Damos à comunidade ferramentas para denunciar uma postagem e uma pessoa, o que nos permite agir rapidamente. Além disso, temos modelos de inteligência artificial que rastreiam contas comcapacidade de espalhar essas notícias falsas. Essas contas são monitoradas de perto e não desfrutam da liberdade de alcance de outras contas. Enquanto verificadores não checam a veracidade de uma postagem, garantimos que ela não seja acelerada. Se for falsa, apagamos e as contas que iniciaram essa disseminação passam a ser monitoradas por nós.
TILT: No Brasil, existem algumas personalidades e políticos que foram suspensos do Twitter a mando da Justiça por espalharem fake news. Eles serão aceitos no Koo?
Radhakrishna: Se fizerem a mesma coisa no Koo, também serão suspensos. Como empresa, agimos com base no conteúdo [publicado] e damos o benefício da dúvida às pessoas.
Mas se essas contas forem reincidentes e for estabelecido que sua intenção é causar danos à sociedade, tomaremos medidas muito rigorosas contra essas contas e a suspensão é definitivamente uma dessas ações [que serão tomadas].
TILT: Quais os próximos planos da empresa para o Brasil?

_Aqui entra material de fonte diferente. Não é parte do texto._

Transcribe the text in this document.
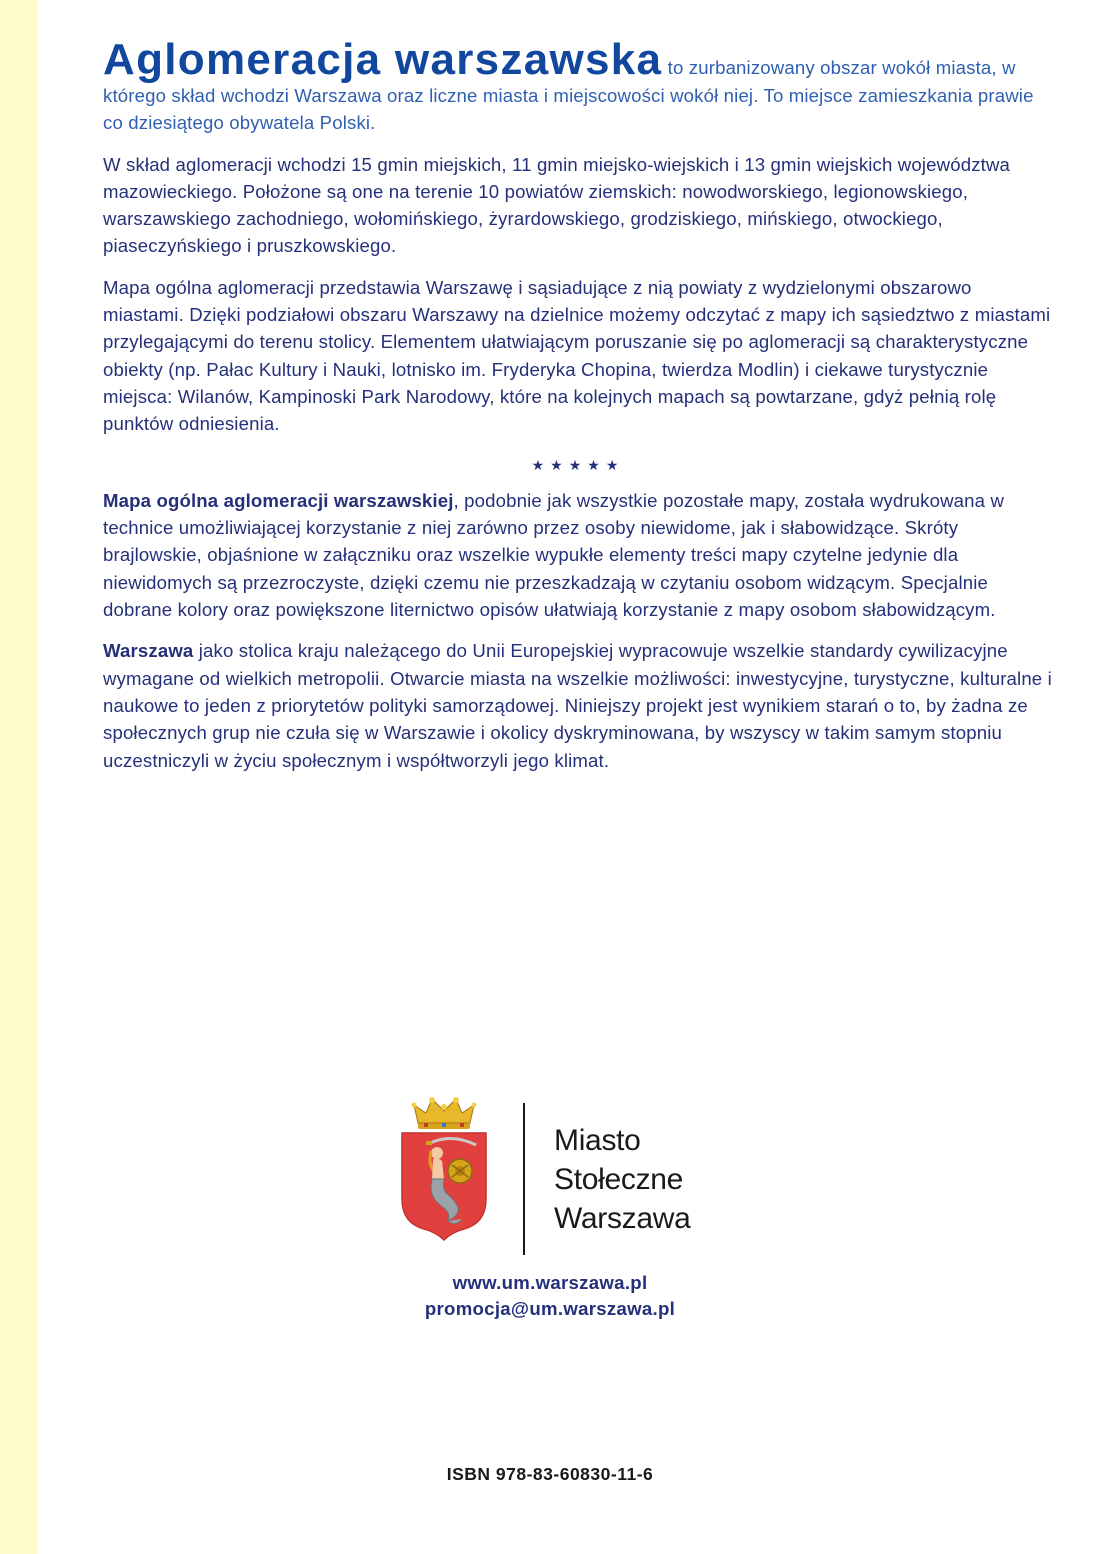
Aglomeracja warszawska to zurbanizowany obszar wokół miasta, w którego skład wchodzi Warszawa oraz liczne miasta i miejscowości wokół niej. To miejsce zamieszkania prawie co dziesiątego obywatela Polski.

W skład aglomeracji wchodzi 15 gmin miejskich, 11 gmin miejsko-wiejskich i 13 gmin wiejskich województwa mazowieckiego. Położone są one na terenie 10 powiatów ziemskich: nowodworskiego, legionowskiego, warszawskiego zachodniego, wołomińskiego, żyrardowskiego, grodziskiego, mińskiego, otwockiego, piaseczyńskiego i pruszkowskiego.

Mapa ogólna aglomeracji przedstawia Warszawę i sąsiadujące z nią powiaty z wydzielonymi obszarowo miastami. Dzięki podziałowi obszaru Warszawy na dzielnice możemy odczytać z mapy ich sąsiedztwo z miastami przylegającymi do terenu stolicy. Elementem ułatwiającym poruszanie się po aglomeracji są charakterystyczne obiekty (np. Pałac Kultury i Nauki, lotnisko im. Fryderyka Chopina, twierdza Modlin) i ciekawe turystycznie miejsca: Wilanów, Kampinoski Park Narodowy, które na kolejnych mapach są powtarzane, gdyż pełnią rolę punktów odniesienia.

★★★★★

Mapa ogólna aglomeracji warszawskiej, podobnie jak wszystkie pozostałe mapy, została wydrukowana w technice umożliwiającej korzystanie z niej zarówno przez osoby niewidome, jak i słabowidzące. Skróty brajlowskie, objaśnione w załączniku oraz wszelkie wypukłe elementy treści mapy czytelne jedynie dla niewidomych są przezroczyste, dzięki czemu nie przeszkadzają w czytaniu osobom widzącym. Specjalnie dobrane kolory oraz powiększone liternictwo opisów ułatwiają korzystanie z mapy osobom słabowidzącym.

Warszawa jako stolica kraju należącego do Unii Europejskiej wypracowuje wszelkie standardy cywilizacyjne wymagane od wielkich metropolii. Otwarcie miasta na wszelkie możliwości: inwestycyjne, turystyczne, kulturalne i naukowe to jeden z priorytetów polityki samorządowej. Niniejszy projekt jest wynikiem starań o to, by żadna ze społecznych grup nie czuła się w Warszawie i okolicy dyskryminowana, by wszyscy w takim samym stopniu uczestniczyli w życiu społecznym i współtworzyli jego klimat.

Miasto
Stołeczne
Warszawa
www.um.warszawa.pl
promocja@um.warszawa.pl
ISBN 978-83-60830-11-6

Radhakrishna: Vamos dobrar a aposta no mercado brasileiro. Estamos contratando uma equipe local para gerenciamento, comunicação e operações da comunidade. Além disso, procuraremos introduzir ferramentas de monetização para usuários e criadores para capacitá-los ainda mais.
Estamos muito confiantes de que o Brasil estará entre os primeiros ou os dois primeiros mercados para o Koo em um futuro próximo.